Praveen Sahay — Edelweiss Broking — Analyst
Great. Now, the next question is related to the non-class consumer division where we had seen a very good strong growth for the quarter. So, and that’s almost a 40% contribution to your consumer division right now. So can you elaborate on that, which product is getting more traction and do you believe this contribution numbers to continue in the similar run rate in the rest of the year?
Shreevar Kheruka — Managing Director and Chief Executive Officer
Yeah, look, I think we’ve done a fantastic job. Our team has done a fantastic job in stretching the brand beyond the glass, okay. So, Borosil was a transparent glassware brand, then we added Larah, and now we added steel and other appliances, Hydra appliances and stainless–steel cookware. So, the traction has been very phenominal beyond our own expectations, and I think this traction is very much likely to continue. In fact, the demand for those products is increasing a lot especially, for example, Hydra bottles because people don’t want to drink in plastic bottles anymore. So these steel bottles are incredibly cost effective, value for money and also they keep your water hot or cold as you like for 24 hours. So it is a really high value product and there is a lot of utility for customers. And therefore we think these bottles are here to stay and with bottles you have designs, you have so many things you can play with. We are the sponsors of the Indian Olympic Association. So the whole sporty — it goes into the gyms, it goes into the schools for kids, obviously for work for both men and women who are going to work, carrying their own water. So all of this — It is a very large market opportunity and we have captured it reasonably well, I would say. So, that has done very well for us and appliances across the board have done very well for us. So both those are the major contributors to the non-glassware.
Praveen Sahay — Edelweiss Broking — Analyst
And these have a similar margin to your consumer division or…
Shreevar Kheruka — Managing Director and Chief Executive Officer
The margin is a bit lower, but frankly monitoring margin is one thing on this front, voluntary return on capital is much more interesting because we have to look at the times — because there is no capex here. it’s only — it’s already working capital that’s deployed here. So, if I am able to rotate my inventory and my receivables 4 times and generate 24% ROCE on my business, I am very happy here.

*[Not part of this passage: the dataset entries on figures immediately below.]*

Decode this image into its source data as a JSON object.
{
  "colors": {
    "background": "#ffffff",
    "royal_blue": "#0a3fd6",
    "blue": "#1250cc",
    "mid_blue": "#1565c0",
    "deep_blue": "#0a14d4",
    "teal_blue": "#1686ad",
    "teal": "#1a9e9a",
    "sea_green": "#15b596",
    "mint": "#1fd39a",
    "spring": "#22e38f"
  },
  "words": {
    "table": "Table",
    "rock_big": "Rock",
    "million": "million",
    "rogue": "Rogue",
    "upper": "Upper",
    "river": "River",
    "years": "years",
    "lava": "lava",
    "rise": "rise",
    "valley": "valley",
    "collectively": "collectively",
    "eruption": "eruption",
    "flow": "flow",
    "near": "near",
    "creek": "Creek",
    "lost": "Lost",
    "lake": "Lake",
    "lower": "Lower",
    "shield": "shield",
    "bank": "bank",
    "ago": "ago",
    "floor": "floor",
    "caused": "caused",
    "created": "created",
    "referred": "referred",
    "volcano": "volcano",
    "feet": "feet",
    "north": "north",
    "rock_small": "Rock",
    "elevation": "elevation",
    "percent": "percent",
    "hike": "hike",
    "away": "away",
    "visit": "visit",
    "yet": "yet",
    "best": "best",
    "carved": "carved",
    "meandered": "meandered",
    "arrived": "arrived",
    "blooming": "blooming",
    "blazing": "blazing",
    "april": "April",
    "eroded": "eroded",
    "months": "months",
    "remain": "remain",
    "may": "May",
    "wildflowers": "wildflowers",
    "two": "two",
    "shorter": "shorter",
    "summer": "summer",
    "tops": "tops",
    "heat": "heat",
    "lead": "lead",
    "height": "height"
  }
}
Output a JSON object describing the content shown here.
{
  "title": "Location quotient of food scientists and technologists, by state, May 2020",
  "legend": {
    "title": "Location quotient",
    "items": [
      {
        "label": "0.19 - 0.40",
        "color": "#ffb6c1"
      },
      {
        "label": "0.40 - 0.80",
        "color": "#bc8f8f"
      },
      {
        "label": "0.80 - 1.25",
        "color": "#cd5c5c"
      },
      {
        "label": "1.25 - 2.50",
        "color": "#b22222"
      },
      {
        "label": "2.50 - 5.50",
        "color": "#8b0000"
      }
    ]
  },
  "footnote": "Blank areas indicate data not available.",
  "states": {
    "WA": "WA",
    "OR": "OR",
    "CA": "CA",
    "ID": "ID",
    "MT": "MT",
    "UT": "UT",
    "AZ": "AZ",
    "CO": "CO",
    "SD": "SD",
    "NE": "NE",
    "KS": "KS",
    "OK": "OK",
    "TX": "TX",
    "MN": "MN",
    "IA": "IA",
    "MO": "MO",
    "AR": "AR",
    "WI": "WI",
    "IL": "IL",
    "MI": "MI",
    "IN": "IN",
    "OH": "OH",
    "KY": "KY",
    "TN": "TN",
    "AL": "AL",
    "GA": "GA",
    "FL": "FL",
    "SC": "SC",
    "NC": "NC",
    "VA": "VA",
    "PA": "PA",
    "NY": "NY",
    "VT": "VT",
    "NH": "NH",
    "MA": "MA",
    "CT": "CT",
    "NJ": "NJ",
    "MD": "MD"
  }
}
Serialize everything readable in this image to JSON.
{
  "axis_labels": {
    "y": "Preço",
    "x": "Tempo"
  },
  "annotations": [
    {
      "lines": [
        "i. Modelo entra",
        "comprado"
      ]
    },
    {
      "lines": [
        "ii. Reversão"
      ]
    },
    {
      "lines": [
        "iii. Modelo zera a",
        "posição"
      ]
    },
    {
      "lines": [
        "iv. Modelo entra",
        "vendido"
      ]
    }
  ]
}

Praveen Sahay — Edelweiss Broking — Analyst
Great. Great, thank you, Shreevar. That’s it from my side.
Operator
Thank you. As there are no further questions, we have reached the end of the question-and-answer session. I would now like to hand the conference over to the management for closing comments.
Shreevar Kheruka — Managing Director and Chief Executive Officer
Okay. So thanks, everyone, for your questions. I hope I was able to answer them to your satisfaction. It was — it was a very good quarter and I think the best is definitely yet to come. We are very bullish on the future and with our new production capaciteis coming in later this year for Opel and next year for the press items plus growth, new categories and scientific products kicking in, I think we’re really well placed for the long run. So that’s our vision, not to look at every quarter, but look at how we can achieve market leadership in three years, five years, 10 years, and that’s what we will be gunning for. So, thank you for your support and see you in a few months.